A few weeks later, on February 28, 1981, “I Love A Rainy Night” became Rabbit’s first and only single to top the Billboard Hot 100. The song that it toppled from No. 1 on the pop-singles tally was none other than “9 To 5.” “I Love A Rainy Night” enjoyed a two-week stay atop the Hot 100 before “9 To 5” leapfrogged back to No. 1.

“I Love A Rainy Night” also was a No. 1 hit on the Billboard Adult Contemporary chart for three weeks in January 1981.

More About “I Love A Rainy Night”

Rabbitt co-wrote “I Love A Rainy Night” with his frequent songwriting partners Even Stevens and David Malloy.
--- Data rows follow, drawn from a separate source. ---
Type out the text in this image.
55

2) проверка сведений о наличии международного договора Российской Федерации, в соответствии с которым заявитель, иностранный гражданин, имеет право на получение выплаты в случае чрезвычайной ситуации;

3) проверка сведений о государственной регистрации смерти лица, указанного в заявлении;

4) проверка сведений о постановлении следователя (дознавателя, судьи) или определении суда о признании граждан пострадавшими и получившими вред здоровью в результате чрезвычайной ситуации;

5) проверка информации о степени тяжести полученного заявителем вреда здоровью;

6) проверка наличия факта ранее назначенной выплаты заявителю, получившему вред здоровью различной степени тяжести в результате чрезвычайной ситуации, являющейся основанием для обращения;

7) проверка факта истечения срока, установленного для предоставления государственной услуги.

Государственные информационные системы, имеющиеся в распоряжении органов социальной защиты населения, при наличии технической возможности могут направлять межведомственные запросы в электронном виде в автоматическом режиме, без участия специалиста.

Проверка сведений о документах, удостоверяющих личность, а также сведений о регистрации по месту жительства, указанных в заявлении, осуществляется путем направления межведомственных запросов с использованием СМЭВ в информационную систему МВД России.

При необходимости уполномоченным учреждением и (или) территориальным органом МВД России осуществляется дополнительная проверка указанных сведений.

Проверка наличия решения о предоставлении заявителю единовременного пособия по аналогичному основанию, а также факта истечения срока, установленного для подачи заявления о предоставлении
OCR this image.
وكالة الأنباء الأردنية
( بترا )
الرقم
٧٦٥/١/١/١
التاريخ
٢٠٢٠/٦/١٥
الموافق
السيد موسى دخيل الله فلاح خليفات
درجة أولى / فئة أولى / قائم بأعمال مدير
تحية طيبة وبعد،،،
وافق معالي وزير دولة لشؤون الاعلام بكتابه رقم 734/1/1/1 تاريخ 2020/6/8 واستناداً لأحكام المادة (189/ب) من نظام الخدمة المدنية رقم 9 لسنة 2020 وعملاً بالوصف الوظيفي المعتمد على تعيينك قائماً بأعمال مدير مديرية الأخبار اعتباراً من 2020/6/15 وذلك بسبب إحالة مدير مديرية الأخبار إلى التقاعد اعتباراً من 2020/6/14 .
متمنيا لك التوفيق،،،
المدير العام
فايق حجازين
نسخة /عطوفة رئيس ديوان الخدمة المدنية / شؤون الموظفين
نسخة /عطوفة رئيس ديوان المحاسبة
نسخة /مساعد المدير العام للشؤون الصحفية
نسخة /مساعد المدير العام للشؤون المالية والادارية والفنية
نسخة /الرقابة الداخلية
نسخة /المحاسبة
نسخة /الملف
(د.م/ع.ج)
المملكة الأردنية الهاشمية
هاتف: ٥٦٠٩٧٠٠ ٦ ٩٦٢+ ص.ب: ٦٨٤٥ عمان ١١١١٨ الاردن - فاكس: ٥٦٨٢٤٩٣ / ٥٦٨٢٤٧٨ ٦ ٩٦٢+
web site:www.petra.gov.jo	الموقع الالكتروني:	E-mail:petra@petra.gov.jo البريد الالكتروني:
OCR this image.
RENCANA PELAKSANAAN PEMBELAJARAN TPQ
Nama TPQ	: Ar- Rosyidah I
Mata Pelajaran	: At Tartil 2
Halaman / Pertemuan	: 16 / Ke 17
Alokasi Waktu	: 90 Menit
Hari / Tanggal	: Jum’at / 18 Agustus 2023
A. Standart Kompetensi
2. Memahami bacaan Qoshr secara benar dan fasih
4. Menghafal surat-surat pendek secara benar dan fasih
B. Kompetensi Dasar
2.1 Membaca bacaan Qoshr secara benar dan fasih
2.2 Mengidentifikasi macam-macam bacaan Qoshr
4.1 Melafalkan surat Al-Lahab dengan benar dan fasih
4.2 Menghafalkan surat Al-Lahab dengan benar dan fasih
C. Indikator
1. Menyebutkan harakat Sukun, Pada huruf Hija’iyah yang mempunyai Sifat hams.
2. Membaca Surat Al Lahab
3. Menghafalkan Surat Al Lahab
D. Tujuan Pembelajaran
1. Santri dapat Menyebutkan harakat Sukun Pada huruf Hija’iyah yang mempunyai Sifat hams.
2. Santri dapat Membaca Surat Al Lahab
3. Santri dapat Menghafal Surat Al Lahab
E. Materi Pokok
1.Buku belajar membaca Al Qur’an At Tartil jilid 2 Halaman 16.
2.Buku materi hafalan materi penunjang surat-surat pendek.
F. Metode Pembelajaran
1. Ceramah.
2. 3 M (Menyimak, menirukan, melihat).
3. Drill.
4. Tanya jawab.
Rabbitt had come up with the initial idea for the song in the late 1960s, when he’d spoken the title phrase into a tape recorder as he watched a storm one evening. Eddie rediscovered the tape some years later as he rummaged through some old cassettes in his basement.

In a 2014 interview with Nashville newspaper The Tennessean, Stevens recalled that Rabbitt mentioned the idea for the tune during numerous writing sessions with him and Malloy. It apparently took quite a while, though, before they were able to put the song together.

“When we’d get together to write, he’d always bring up this song title,” said Stevens. “He really didn’t have the melody, but he had this little idea. And he says, ‘I just thought, one night, I wasn’t depressed during a rainstorm. I was really happy, and I put this little thing down. We ought to write that.’ So he’d bring it up, and I’d go, ‘Eh, I don’t know what to do with it.’ … And then one night, it just clicked.”

More About Rabbitt

Before enjoying success as a solo performer, Rabbitt wrote some hit songs for other renowned artists. He co-wrote “Kentucky Rain,” which was a Top-20 hit on the Hot 100 for Elvis Presley in 1970. Eddie also penned “Pure Love,” a country chart-topper for Ronnie Milsp in 1974.

Rabbitt died of lung cancer in May 1998. He was 56.